Distribusi Logistik dan Kendala Akses di Wilayah Terdampak
BPBD Sultra bersama berbagai elemen relawan terus melakukan pendistribusian bantuan logistik kepada para pengungsi. Komoditas pokok yang didistribusikan mencakup beras, mi instan, air mineral, dan selimut. Namun, upaya penyaluran bantuan serta akses evakuasi masih menghadapi kendala infrastruktur yang signifikan. Ruas jalan dan sejumlah jembatan di wilayah terdampak mengalami kerusakan parah, sehingga menyulitkan mobilitas tim penanggulangan bencana dan pasokan bantuan. Untuk mengatasi hal ini, Tim Gabungan TNI-Polri telah diterjunkan secara langsung guna mendukung proses evakuasi warga yang masih terjebak dan memperlancar distribusi bantuan ke titik-titik yang sulit dijangkau.
- Kabupaten Kolaka
- Kabupaten Kolaka Utara
- Kabupaten Konawe
Proyeksi Pemulihan dan Peningkatan Kerawanan Hidrometeorologi
Berdasarkan penilaian cepat dari BPBD setempat, proses pemulihan wilayah pasca banjir bandang diperkirakan akan memakan waktu yang cukup panjang. Proses pembersihan endapan lumpur tebal di area permukiman warga diprediksi baru dapat diselesaikan dalam hitungan minggu ke depan. Peristiwa ini semakin menyadarkan para pemangku kepentingan di Sulawesi Tenggara mengenai tingginya kerentanan wilayah terhadap bencana hidrometeorologi. Fenomena ini mengindikasikan perlunya kajian ulang yang komprehensif terkait tata ruang wilayah, khususnya di daerah-daerah dengan topografi rawan serta daerah aliran sungai (DAS) yang memiliki historisitas kebencanaan serupa.

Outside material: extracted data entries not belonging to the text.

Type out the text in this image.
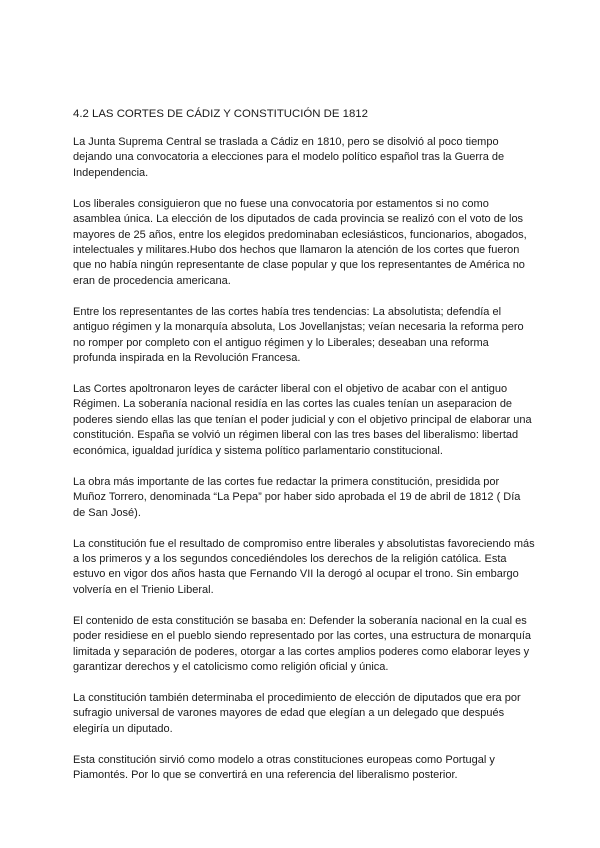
4.2 LAS CORTES DE CÁDIZ Y CONSTITUCIÓN DE 1812

La Junta Suprema Central se traslada a Cádiz en 1810, pero se disolvió al poco tiempo dejando una convocatoria a elecciones para el modelo político español tras la Guerra de Independencia.

Los liberales consiguieron que no fuese una convocatoria por estamentos si no como asamblea única. La elección de los diputados de cada provincia se realizó con el voto de los mayores de 25 años, entre los elegidos predominaban eclesiásticos, funcionarios, abogados, intelectuales y militares.Hubo dos hechos que llamaron la atención de los cortes que fueron que no había ningún representante de clase popular y que los representantes de América no eran de procedencia americana.

Entre los representantes de las cortes había tres tendencias: La absolutista; defendía el antiguo régimen y la monarquía absoluta, Los Jovellanjstas; veían necesaria la reforma pero no romper por completo con el antiguo régimen y lo Liberales; deseaban una reforma profunda inspirada en la Revolución Francesa.

Las Cortes apoltronaron leyes de carácter liberal con el objetivo de acabar con el antiguo Régimen. La soberanía nacional residía en las cortes las cuales tenían un aseparacion de poderes siendo ellas las que tenían el poder judicial y con el objetivo principal de elaborar una constitución. España se volvió un régimen liberal con las tres bases del liberalismo: libertad económica, igualdad jurídica y sistema político parlamentario constitucional.

La obra más importante de las cortes fue redactar la primera constitución, presidida por Muñoz Torrero, denominada “La Pepa” por haber sido aprobada el 19 de abril de 1812 ( Día de San José).

La constitución fue el resultado de compromiso entre liberales y absolutistas favoreciendo más a los primeros y a los segundos concediéndoles los derechos de la religión católica. Esta estuvo en vigor dos años hasta que Fernando VII la derogó al ocupar el trono. Sin embargo volvería en el Trienio Liberal.

El contenido de esta constitución se basaba en: Defender la soberanía nacional en la cual es poder residiese en el pueblo siendo representado por las cortes, una estructura de monarquía limitada y separación de poderes, otorgar a las cortes amplios poderes como elaborar leyes y garantizar derechos y el catolicismo como religión oficial y única.

La constitución también determinaba el procedimiento de elección de diputados que era por sufragio universal de varones mayores de edad que elegían a un delegado que después elegiría un diputado.

Esta constitución sirvió como modelo a otras constituciones europeas como Portugal y Piamontés. Por lo que se convertirá en una referencia del liberalismo posterior.
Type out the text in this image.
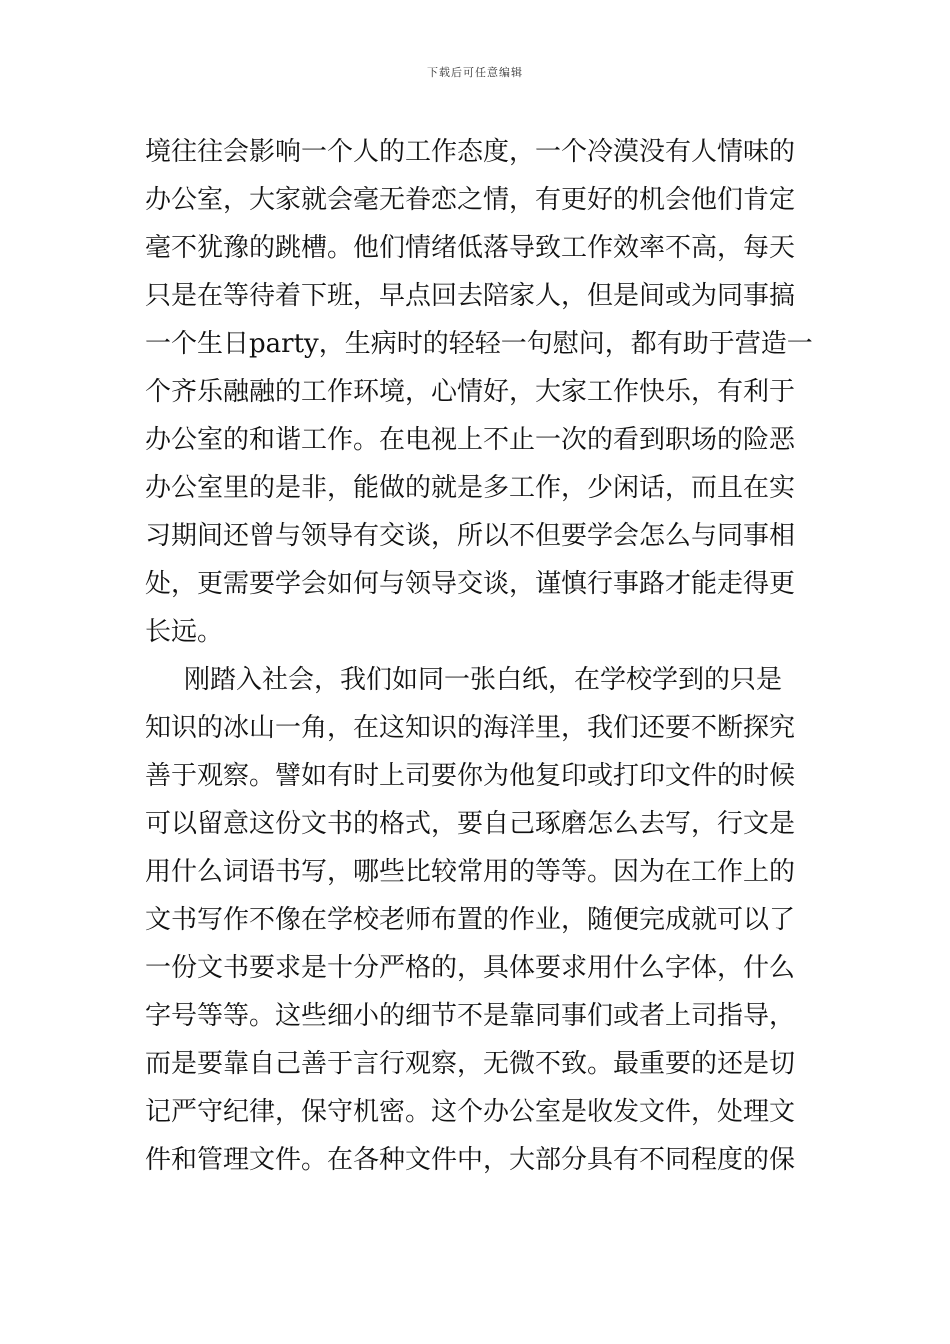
下载后可任意编辑
境往往会影响一个人的工作态度，一个冷漠没有人情味的
办公室，大家就会毫无眷恋之情，有更好的机会他们肯定
毫不犹豫的跳槽。他们情绪低落导致工作效率不高，每天
只是在等待着下班，早点回去陪家人，但是间或为同事搞
一个生日party，生病时的轻轻一句慰问，都有助于营造一
个齐乐融融的工作环境，心情好，大家工作快乐，有利于
办公室的和谐工作。在电视上不止一次的看到职场的险恶
办公室里的是非，能做的就是多工作，少闲话，而且在实
习期间还曾与领导有交谈，所以不但要学会怎么与同事相
处，更需要学会如何与领导交谈，谨慎行事路才能走得更
长远。
刚踏入社会，我们如同一张白纸，在学校学到的只是
知识的冰山一角，在这知识的海洋里，我们还要不断探究
善于观察。譬如有时上司要你为他复印或打印文件的时候
可以留意这份文书的格式，要自己琢磨怎么去写，行文是
用什么词语书写，哪些比较常用的等等。因为在工作上的
文书写作不像在学校老师布置的作业，随便完成就可以了
一份文书要求是十分严格的，具体要求用什么字体，什么
字号等等。这些细小的细节不是靠同事们或者上司指导，
而是要靠自己善于言行观察，无微不致。最重要的还是切
记严守纪律，保守机密。这个办公室是收发文件，处理文
件和管理文件。在各种文件中，大部分具有不同程度的保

Bencana banjir bandang yang memaksa ribuan warga untuk mengungsi ini menyisakan pekerjaan rumah strategis bagi pemerintah daerah di Sultra. Catatan kritis yang perlu menjadi perhatian utama adalah penguatan sistem peringatan dini berbasis komunitas di daerah aliran sungai (DAS) rawan dan penegakan regulasi tata ruang yang lebih ketat. Pemerintah daerah perlu memprioritaskan revisi Rencana Tata Ruang Wilayah (RTRW) dengan memasukkan peta risiko bencana yang lebih detail, serta mengintegrasikan program mitigasi berbasis ekosistem ke dalam rencana pembangunan jangka menengah daerah (RPJMD). Langkah koordinasi antar-lembaga, mulai dari BPBD, Dinas PUPR, hingga Dinas Lingkungan Hidup, harus diintensifkan untuk membangun ketahanan wilayah yang lebih kuat terhadap ancaman serupa di masa depan.